Paul Whitelam, Senior Vice President of Global Marketing at ClickSoftware, explains how AI is transforming field service management to the benefit of customers and service providers
We live in an era of continuous technology advancement, and field service is reaping the benefits as the addition of Artificial Intelligence to FSM (Field Service Management) tools helps field service technicians and organisations provide exceptional levels of customer service.
On any given day, a service provider may have thousands of issues to resolve. Sites and resources are geographically dispersed, and issues can range from routine maintenance to emergencies that require immediate onsite service. With a finite set of resources to handle all the work, organisations need a way to prioritise calls and effectively dispatch the right technician with the right skillset.
The dispatch process doesn’t end there. FSM dispatchers also need to take into consideration the location of the site, potential resource overtime, parts availability, service level agreements and many other factors. This complexity can become overwhelming. Yet, when AI is infused into the scheduling process, this type of multi-dimensional problem solving can be handled efficiently, helping businesses to achieve their goals.
This is just the tip of the iceberg. So how else is AI is transforming field service today, and what we can expect in the not-so-distant future?
First visit resolutions
Before the arrival of connected devices and the internet of things (IoT), your washing machine or dishwasher would break down without warning and you would have no insight into the problem or how to fix it. Similarly, a company’s HVAC system might malfunction, disrupting business and impacting revenue. Today, by adding sensors and digital intelligence to equipment, these machines become connected and able constantly to relay information to a hub, with no human involvement. This information Field service management powers up with AI helps identify problems quickly so that technicians arrive with the right tools and parts, ensuring first visit resolutions are the norm, not the exception.
There is also huge potential in the emerging predictive maintenance model, which allows companies to get ahead of problems and tend to them before inconvenient and costly disruption.
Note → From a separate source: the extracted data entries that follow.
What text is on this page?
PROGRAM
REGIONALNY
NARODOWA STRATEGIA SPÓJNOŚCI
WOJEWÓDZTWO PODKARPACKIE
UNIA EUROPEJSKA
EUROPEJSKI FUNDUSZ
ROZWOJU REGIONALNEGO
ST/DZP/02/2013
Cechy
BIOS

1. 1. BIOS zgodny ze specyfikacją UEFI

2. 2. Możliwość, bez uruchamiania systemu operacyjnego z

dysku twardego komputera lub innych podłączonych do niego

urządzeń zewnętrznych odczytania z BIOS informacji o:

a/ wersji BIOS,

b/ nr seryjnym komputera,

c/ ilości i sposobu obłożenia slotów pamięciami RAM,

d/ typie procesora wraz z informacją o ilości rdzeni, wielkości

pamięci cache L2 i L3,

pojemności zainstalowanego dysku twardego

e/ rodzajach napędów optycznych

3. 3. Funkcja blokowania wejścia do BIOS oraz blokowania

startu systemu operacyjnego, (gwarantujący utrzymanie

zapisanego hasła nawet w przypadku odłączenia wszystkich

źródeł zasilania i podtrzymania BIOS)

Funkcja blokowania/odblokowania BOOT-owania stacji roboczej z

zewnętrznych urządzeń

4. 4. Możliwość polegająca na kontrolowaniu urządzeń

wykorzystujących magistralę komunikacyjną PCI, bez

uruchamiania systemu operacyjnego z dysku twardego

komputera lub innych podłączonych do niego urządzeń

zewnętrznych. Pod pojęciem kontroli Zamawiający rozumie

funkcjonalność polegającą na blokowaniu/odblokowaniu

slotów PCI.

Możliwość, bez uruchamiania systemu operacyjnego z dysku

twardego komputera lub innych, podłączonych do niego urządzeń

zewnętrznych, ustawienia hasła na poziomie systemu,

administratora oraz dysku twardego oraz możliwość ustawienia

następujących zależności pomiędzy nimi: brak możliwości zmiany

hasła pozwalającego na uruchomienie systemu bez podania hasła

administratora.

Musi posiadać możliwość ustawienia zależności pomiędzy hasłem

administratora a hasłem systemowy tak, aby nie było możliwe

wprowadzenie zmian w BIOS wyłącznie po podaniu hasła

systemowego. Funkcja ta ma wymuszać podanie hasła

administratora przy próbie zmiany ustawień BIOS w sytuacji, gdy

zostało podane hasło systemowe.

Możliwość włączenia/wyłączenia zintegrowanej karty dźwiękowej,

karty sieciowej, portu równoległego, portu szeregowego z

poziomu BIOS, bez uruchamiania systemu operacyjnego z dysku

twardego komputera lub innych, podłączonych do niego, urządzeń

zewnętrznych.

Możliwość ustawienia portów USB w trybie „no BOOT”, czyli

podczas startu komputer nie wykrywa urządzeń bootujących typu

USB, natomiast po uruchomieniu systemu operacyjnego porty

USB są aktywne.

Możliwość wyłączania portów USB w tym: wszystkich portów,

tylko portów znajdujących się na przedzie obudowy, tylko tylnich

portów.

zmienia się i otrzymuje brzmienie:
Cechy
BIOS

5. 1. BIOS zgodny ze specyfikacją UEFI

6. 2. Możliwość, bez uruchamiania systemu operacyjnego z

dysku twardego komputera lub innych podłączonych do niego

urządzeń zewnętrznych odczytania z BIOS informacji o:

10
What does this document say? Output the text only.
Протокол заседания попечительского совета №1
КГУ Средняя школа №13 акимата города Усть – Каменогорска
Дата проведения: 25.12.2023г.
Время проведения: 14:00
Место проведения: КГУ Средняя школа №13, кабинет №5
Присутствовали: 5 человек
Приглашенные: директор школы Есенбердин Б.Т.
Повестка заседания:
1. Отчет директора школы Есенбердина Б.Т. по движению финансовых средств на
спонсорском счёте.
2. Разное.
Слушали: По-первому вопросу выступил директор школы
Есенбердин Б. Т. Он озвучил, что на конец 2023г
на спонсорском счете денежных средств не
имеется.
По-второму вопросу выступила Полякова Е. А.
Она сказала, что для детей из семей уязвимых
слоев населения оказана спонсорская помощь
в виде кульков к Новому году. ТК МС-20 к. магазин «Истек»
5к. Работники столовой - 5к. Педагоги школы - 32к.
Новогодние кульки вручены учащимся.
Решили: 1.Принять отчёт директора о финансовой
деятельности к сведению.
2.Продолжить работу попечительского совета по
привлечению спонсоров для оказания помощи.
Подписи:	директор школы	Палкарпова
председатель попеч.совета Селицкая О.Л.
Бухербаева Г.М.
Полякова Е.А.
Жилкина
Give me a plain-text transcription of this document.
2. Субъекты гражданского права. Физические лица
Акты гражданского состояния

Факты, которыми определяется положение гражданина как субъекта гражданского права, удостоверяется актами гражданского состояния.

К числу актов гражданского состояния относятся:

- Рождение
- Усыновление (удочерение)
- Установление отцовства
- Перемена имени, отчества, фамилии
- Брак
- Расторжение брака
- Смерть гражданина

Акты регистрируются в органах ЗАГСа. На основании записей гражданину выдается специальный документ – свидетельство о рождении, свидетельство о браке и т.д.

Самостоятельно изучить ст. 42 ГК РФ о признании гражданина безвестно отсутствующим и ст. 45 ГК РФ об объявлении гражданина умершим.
As more connected appliances, devices and equipment are deployed, organisations will be able to aggregate historical performance data on hundreds of thousands of units, giving them the ability to identify patterns in performance and predict and prevent problems. Ultimately, we can expect artificial intelligence to bring equipment downtime to zero.
If, 20 years ago, you called your telecoms company for service, you would first have to endure hold music while your call was properly routed; then talk to a dispatcher who would manually work through employee schedules to find an available technician; then, you might have to wait a week (or more) for a fix. Today, companies are using AI to scan hundreds or thousands of employee schedules to identify the technician with the right skills for the job who is closest to the customer for the fastest response time.
Though not an easy task, this level of effort is critical for customer retention. In a recent survey, more than 60% of respondents said that a long wait time between making a service appointment and the actual visit results in a poor customer service experience, a major driver for switching to a competitor.
AI-driven schedule optimisation is already delivering real value to the field service industry, but there is still plenty of room to improve the frequently frustrating process of scheduling appointments to reduce wait times.
Service organisations can use machine learning to analyse data and, specifically, which characteristics of that data have predictive importance. For example, they can analyse how long it takes to complete a certain task and the extent to which different factors, like weather or the condition of the equipment, impact that duration. They can also factor in situational considerations, such as whether a technician needs to seek permission to access the property. This capability gives service organisations an unprecedented ability to predict the length of time it will take to perform any task, thus enabling more precise scheduling and firmer guarantees to customers about service availability.
The personal touch
Another important benefit AI brings to the field service industry is the ability to personalise service provision. At a time when service is increasingly commoditised, customer experience is a critical competitive differentiator. In addition to learning more about machine performance and technician abilities, AI-powered applications can glean information about an individual’s preferences and behaviour. For instance, does the customer prefer to schedule appointments in the morning or afternoon? How often have they cancelled appointments and with how much warning? How much advance notice is preferred before a technician arrives? Is there a specific technician they typically request? Again, it’s all about data. As service companies learn more about their customers, they can better leverage AI to provide the level of personalisation that customers expect.
Service providers that integrate AIpowered applications in their business strategy will have a competitive advantage when it comes to delivering exceptional customer experiences. Consumers, as well as businesses, expect speed and accuracy from their service providers, and the technology is here to help them meet increasingly high expectations, adhere to service level agreements and hit business performance goals.